Time frame: From the enrollment to 30 days after the procedure
The incidence of major bleeding within the first 24 h
The incidence of major bleeding within the first 24 h after high risk of bleeding invasive procedures. It quantifies early clinically significant hemorrhagic complications and is typically expressed as a percentage or rate. For the purposes of this measure, major bleeding is defined according to standardized clinical criteria. Commonly applied definitions include adapted criteria from the International Society on Thrombosis and Haemostasis (ISTH) or similar consensus frameworks. A bleeding event is classified as major if it meets one or more of the following conditions: fatal bleeding, symptomatic bleeding in a critical area or organ (intracranial, intraspinal, intraocular, retroperitoneal, pericardial, or intramuscular with compartment syndrome), a decrease in hemoglobin of ≥2 g/dL (≥20 g/L) within 24 hours attributable to bleeding , transfusion of ≥2 units of packed red blood cells due to acute blood loss, bleeding requiring urgent procedural or surgical intervention.
Time frame: From the enrollment to 30 days after the procedure
The incidence of acute transfusion-related adverse events
This measure represents the proportion of transfusion episodes that are complicated by an acute transfusion-related adverse event occurring during or within 24 hours after the administration of a blood component.
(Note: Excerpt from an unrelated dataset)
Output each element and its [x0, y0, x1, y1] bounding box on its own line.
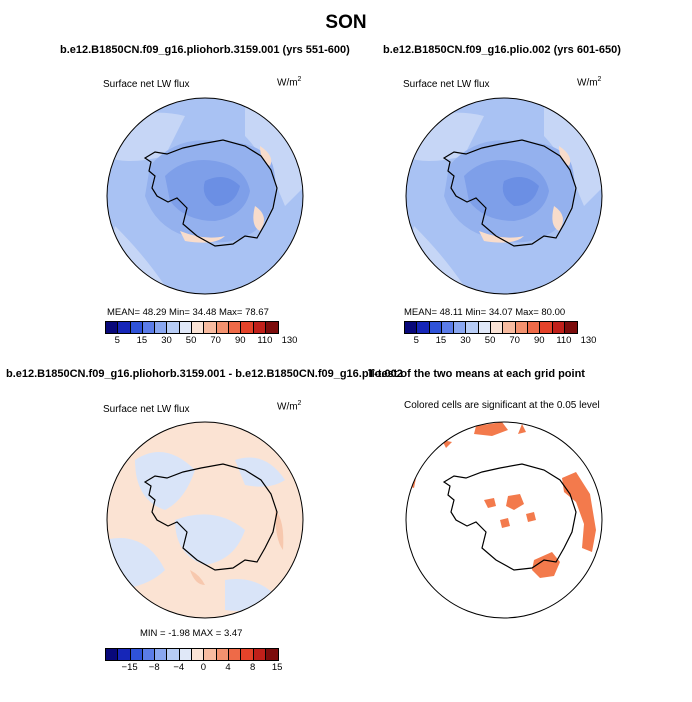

It will be expressed as a percentage and it will be calculated by dividing the number of transfusion episodes complicated by at least one qualifying acute adverse event by the total number of transfusion episodes administered during the study period. An acute transfusion-related adverse event is defined as a new clinical sign or symptom occurring during transfusion or within 24 hours after completion, for which a causal relationship to the transfused blood component is suspected, probable, or definite. The investigators will evaluate transfusion-associated cardiac overload, acute hemolytic transfusion reactions, anaphylactic reactions, febrile non-hemolytic reactions and urticarial reactions.
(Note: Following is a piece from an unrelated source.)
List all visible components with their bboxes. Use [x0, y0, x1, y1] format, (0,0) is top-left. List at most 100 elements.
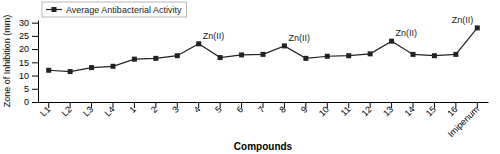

Time frame: From enrollment to 30 days after the procedure
The hospital length of stay
The investigators will evaluate the hospital length of stay in both study arms
Time frame: From enrollment to 30 days after the procedure
In hospital mortality
This measure represents the proportion of patients who die from any cause during hospital admission. It captures all-cause mortality occurring between the time of hospital admission and discharge and is typically expressed as a percentage of the total eligible patient population.
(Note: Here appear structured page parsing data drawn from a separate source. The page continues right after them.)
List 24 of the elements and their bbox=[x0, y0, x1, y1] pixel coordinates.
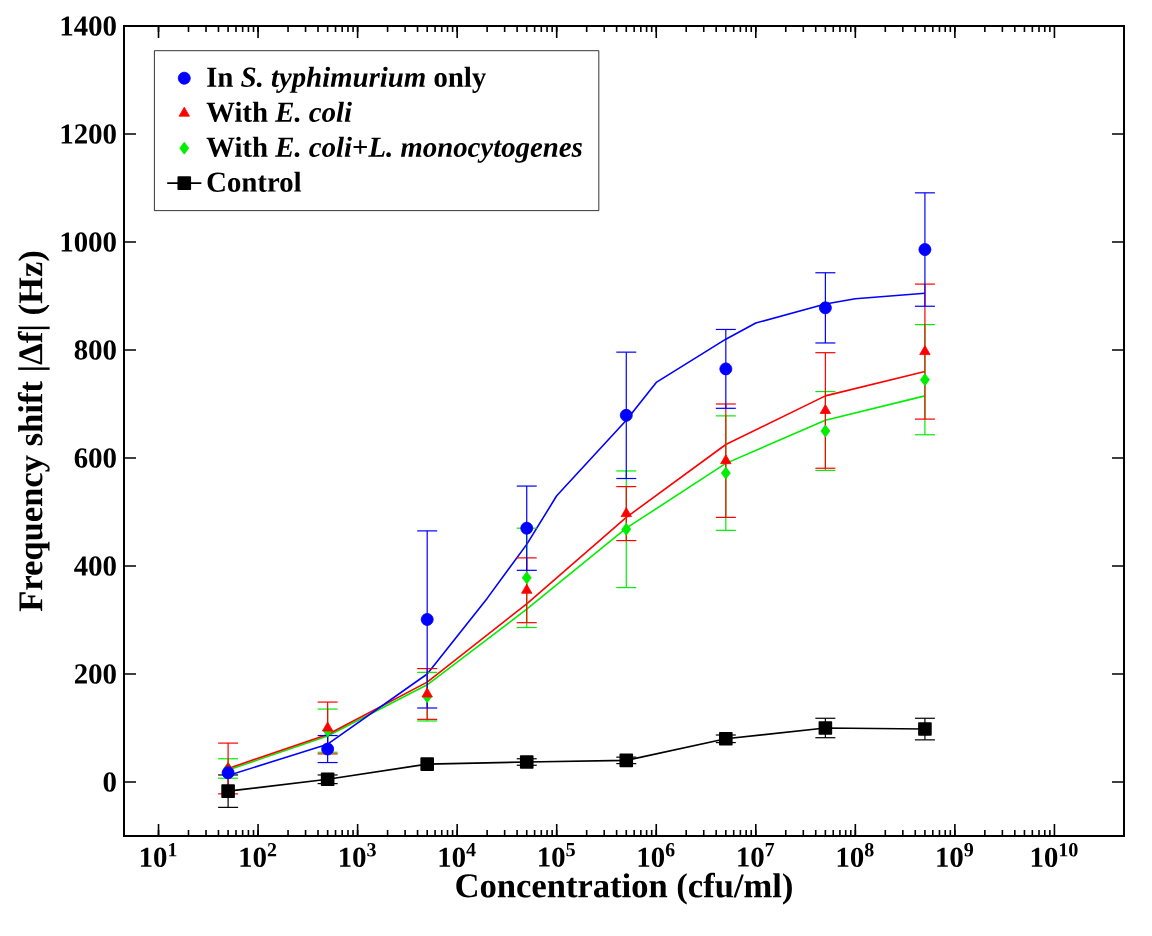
x-tick-label: 10$^{7}$ bbox=[738, 843, 775, 867]
y-tick-label: 400 bbox=[74, 556, 116, 576]
y-tick-label: 600 bbox=[74, 448, 116, 468]
y-tick-label: 1200 bbox=[61, 124, 116, 144]
y-tick-label: 800 bbox=[74, 340, 116, 360]
x-tick-label: 10$^{6}$ bbox=[638, 843, 675, 868]
y-tick-label: 1000 bbox=[61, 232, 116, 252]
y-tick-label: 1400 bbox=[61, 16, 116, 36]
x-tick-label: 10$^{8}$ bbox=[837, 843, 874, 868]
legend-label: In S. typhimurium only bbox=[207, 66, 486, 93]
legend-label: With E. coli bbox=[206, 101, 352, 123]
x-tick-label: 10$^{4}$ bbox=[439, 843, 476, 867]
x-axis-title: Concentration (cfu/ml) bbox=[456, 872, 792, 905]
y-axis-title: Frequency shift |Δf| (Hz) bbox=[17, 251, 50, 612]
legend-label: Control bbox=[207, 171, 302, 192]
x-tick-label: 10$^{5}$ bbox=[539, 843, 575, 867]
x-tick-label: 10$^{3}$ bbox=[340, 843, 376, 868]
legend-label: With E. coli+L. monocytogenes bbox=[206, 136, 582, 163]
x-tick-label: 10$^{2}$ bbox=[240, 843, 277, 868]
y-tick-label: 200 bbox=[74, 664, 116, 684]
x-tick-label: 10$^{1}$ bbox=[140, 843, 177, 867]
y-tick-label: 0 bbox=[103, 772, 116, 792]
x-tick-label: 10$^{10}$ bbox=[1031, 843, 1078, 868]
x-tick-label: 10$^{9}$ bbox=[937, 843, 974, 868]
Time frame: From the enrollment to discharge or death
30-days mortality
This measure represents the proportion of patients who die from any cause within 30 days of a defined index event. The index event will be high risk of bleeding invasive procedure. The outcome will be expressed as a percentage and will reflect short-term mortality risk beyond the inpatient setting. 30-day mortality is defined as death from any cause occurring within 30 calendar days of the high risk of bleeding invasive procedure regardless of whether the patient is hospitalized, discharged, or transferred at the time of death. Mortality status will be evaluated through telephone follow-up with patients or family members
Time frame: From date of randomization until the end of the study or the date of death from any cause, whichever came first, assessed up to 30 days.